= Latin America Working Group =

Founded in 1983, the Latin America Working Group (LAWG) is one of the United States' longest-standing coalitions dedicated to foreign policy. LAWG and its sister organization, the Latin America Working Group Education Fund, work with over 60 major religious, humanitarian, grassroots and policy organizations to influence decision makers in Washington, D.C.

==History==
In 1983, seeking to respond to the humanitarian crisis in Central America and to U.S. policies that backed armies that slaughtered civilians, U.S. churches, grassroots and policy groups sought a coordinated way to respond. Working out of borrowed office space, with one or two paid staff, the Central America Working Group, as it was then called, served to organize, educate, and inspire activists advocating peace and justice in Central America. CAWG developed allies in Congress, the media and the public to end military assistance to the Salvadoran and Guatemalan governments and the Nicaraguan Contras. After the wars ended, CAWG coordinated efforts to encourage implementation of historic peace agreements and support the search for truth by helping to spur the declassification of thousands of U.S. documents for Central American truth commissions.
In the early 1990s, the groups participating in CAWG coalition decided, rather than to disband, to expand their issues, becoming the Latin America Working Group.
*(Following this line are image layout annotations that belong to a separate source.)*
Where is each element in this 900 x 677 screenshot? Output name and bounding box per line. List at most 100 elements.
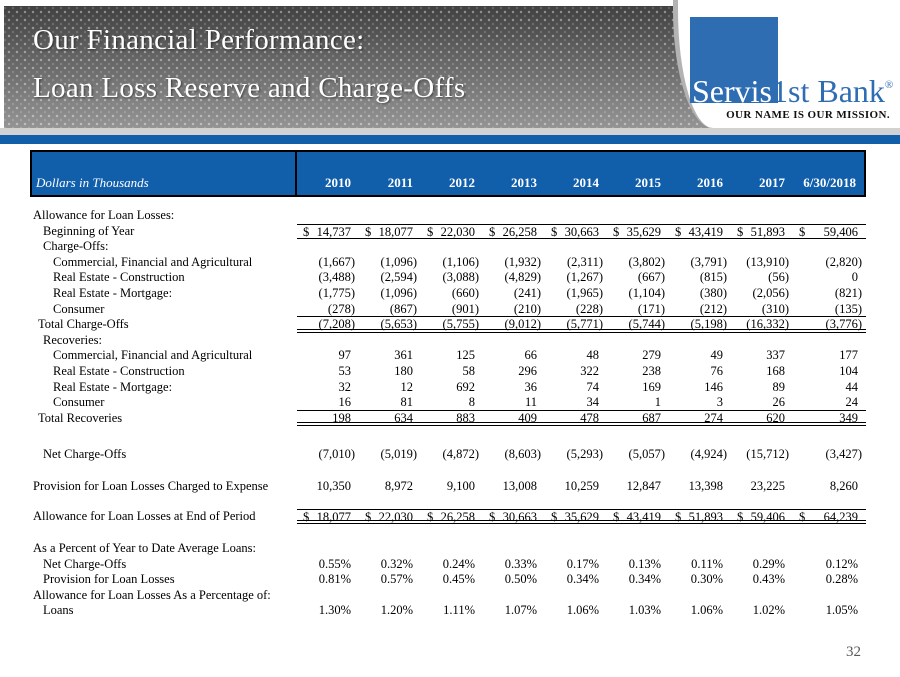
logo-servis-text: Servis [692,73,772,109]
value-cell: 44 [845,379,859,394]
table-row: Total Recoveries 198 634 883 409 478 687 274 620… [30,411,866,427]
value-cell: $64,239 [793,509,866,524]
value-cell: 687 [642,410,661,425]
value-cell: (1,096) [380,285,417,300]
value-cell: (901) [451,301,479,316]
table-row: Real Estate - Mortgage: 32 12 692 36 74 169 146… [30,380,866,396]
value-cell: (5,019) [380,447,417,462]
table-row: Allowance for Loan Losses: [30,208,866,224]
table-row: Loans 1.30% 1.20% 1.11% 1.07% 1.06% 1.03% 1.06%… [30,603,866,619]
value-cell: (380) [699,285,727,300]
table-body: Allowance for Loan Losses: Beginning of Y… [30,208,866,619]
row-label: As a Percent of Year to Date Average Loa… [33,541,256,556]
value-cell: 76 [710,363,724,378]
dollar-sign: $ [365,509,372,524]
value-cell: 0.17% [566,556,599,571]
value-cell: 1.02% [752,603,785,618]
value-cell: (8,603) [504,447,541,462]
dollar-sign: $ [675,224,682,239]
row-label: Total Recoveries [38,410,123,425]
value-cell: 0.24% [442,556,475,571]
dollar-sign: $ [551,509,558,524]
value-cell: 58 [462,363,476,378]
value-cell: 48 [586,348,600,363]
table-row: Consumer (278) (867) (901) (210) (228) (171) (2… [30,302,866,318]
row-label: Real Estate - Construction [53,363,185,378]
dollar-sign: $ [427,224,434,239]
value-cell: (867) [389,301,417,316]
row-label: Commercial, Financial and Agricultural [53,348,253,363]
dollar-sign: $ [365,224,372,239]
value-cell: (3,427) [825,447,862,462]
value-number: 43,419 [688,224,723,239]
row-values: 0.81% 0.57% 0.45% 0.50% 0.34% 0.34% 0.30% 0.43%… [297,572,866,588]
value-cell: 0.50% [504,572,537,587]
value-cell: 9,100 [446,478,475,493]
value-cell: 12,847 [626,478,661,493]
value-cell: 8,972 [384,478,413,493]
dollar-sign: $ [737,224,744,239]
divider-strip [0,128,900,135]
row-label: Net Charge-Offs [43,447,127,462]
value-cell: (1,104) [628,285,665,300]
value-cell: $51,893 [731,225,793,239]
value-cell: 620 [766,410,785,425]
value-cell: $26,258 [483,225,545,239]
value-cell: (1,267) [566,270,603,285]
value-cell: (660) [451,285,479,300]
value-cell: 634 [394,410,413,425]
value-cell: 692 [456,379,475,394]
year-header: 2015 [635,175,661,190]
value-cell: (5,771) [566,317,603,332]
accent-bar [0,135,900,144]
value-cell: 1 [654,395,661,410]
value-cell: 274 [704,410,723,425]
value-cell: 3 [716,395,723,410]
dollar-sign: $ [799,509,806,524]
value-cell: (4,872) [442,447,479,462]
slide-header: Our Financial Performance: Loan Loss Res… [0,0,900,128]
value-cell: $22,030 [359,509,421,524]
value-cell: (5,755) [442,317,479,332]
row-values: (1,667) (1,096) (1,106) (1,932) (2,311) (3,80… [297,255,866,271]
value-cell: $43,419 [669,225,731,239]
year-header: 2012 [449,175,475,190]
value-number: 18,077 [316,509,351,524]
value-number: 14,737 [316,224,351,239]
value-cell: 13,398 [688,478,723,493]
value-cell: 10,259 [564,478,599,493]
value-cell: 11 [524,395,537,410]
page-title: Our Financial Performance: Loan Loss Res… [33,16,465,112]
value-cell: (7,208) [318,317,355,332]
value-cell: 8,260 [829,478,858,493]
value-cell: (5,653) [380,317,417,332]
value-cell: 0.55% [318,556,351,571]
row-values: (3,488) (2,594) (3,088) (4,829) (1,267) (667)… [297,270,866,286]
value-cell: 0.34% [628,572,661,587]
value-cell: (2,311) [567,254,603,269]
dollar-sign: $ [427,509,434,524]
row-label: Real Estate - Construction [53,270,185,285]
value-cell: (1,775) [318,285,355,300]
value-cell: 0.12% [825,556,858,571]
value-cell: 32 [338,379,352,394]
value-cell: (4,924) [690,447,727,462]
value-cell: 0.45% [442,572,475,587]
value-number: 30,663 [564,224,599,239]
table-row: Net Charge-Offs (7,010) (5,019) (4,872) (8,6… [30,447,866,463]
dollar-sign: $ [675,509,682,524]
value-cell: (3,088) [442,270,479,285]
value-number: 35,629 [564,509,599,524]
value-cell: $51,893 [669,509,731,524]
row-values: 198 634 883 409 478 687 274 620 349 [297,411,866,427]
row-values: 32 12 692 36 74 169 146 89 44 [297,380,866,396]
table-row: Recoveries: [30,333,866,349]
year-header: 2014 [573,175,599,190]
value-cell: $35,629 [545,509,607,524]
financial-table: Dollars in Thousands 2010 2011 2012 2013 201… [30,150,866,619]
value-cell: (171) [637,301,665,316]
row-label: Consumer [53,395,105,410]
row-label: Provision for Loan Losses Charged to Exp… [33,478,269,493]
dollar-sign: $ [489,224,496,239]
row-values: (7,208) (5,653) (5,755) (9,012) (5,771) (5,74… [297,317,866,333]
The LAWG has worked since then to call for disaster relief and development aid to the region, successfully lift the embargo on the sale of food and medicine to Cuba, lift the restrictions on Cuban-American travel and advocate for an end to the full travel ban, cut military aid and increase humanitarian aid to Colombia, support the struggle for fair elections in Mexico, and advocate for just border policies that recognize the human rights of migrants and border communities. LAWG is organized as a 501 (c) 4 nonprofit, which carries out advocacy, while its affiliated organization, the Latin America Working Group Education Fund, a 501 (c) 3 nonprofit, carries out educational activities.

==Achievements==
LAWG was involved in opposing the U.S. role in Central American wars during the 1980s and in supporting the negotiated peace settlements that took hold in the region by the 1990s. Since then, LAWG gained U.S. support to implement Central American peace accords and to declassify documents that shed light on human rights abuses in Latin America and U.S. policies. LAWG helped secure several billion dollars in U.S. disaster relief in the wake of earthquakes and hurricanes that devastated Central America and Haiti. LAWG changed the balance of U.S. aid to Colombia, decreasing military aid and increasing aid for development and victims of violence, and helped ensure U.S. government attention to abuses in Mexico and Colombia. LAWG's efforts assisted the easing of restrictions on the sale of food and medicine to Cuba and restrictions on the right of U.S. citizens to travel to Cuba.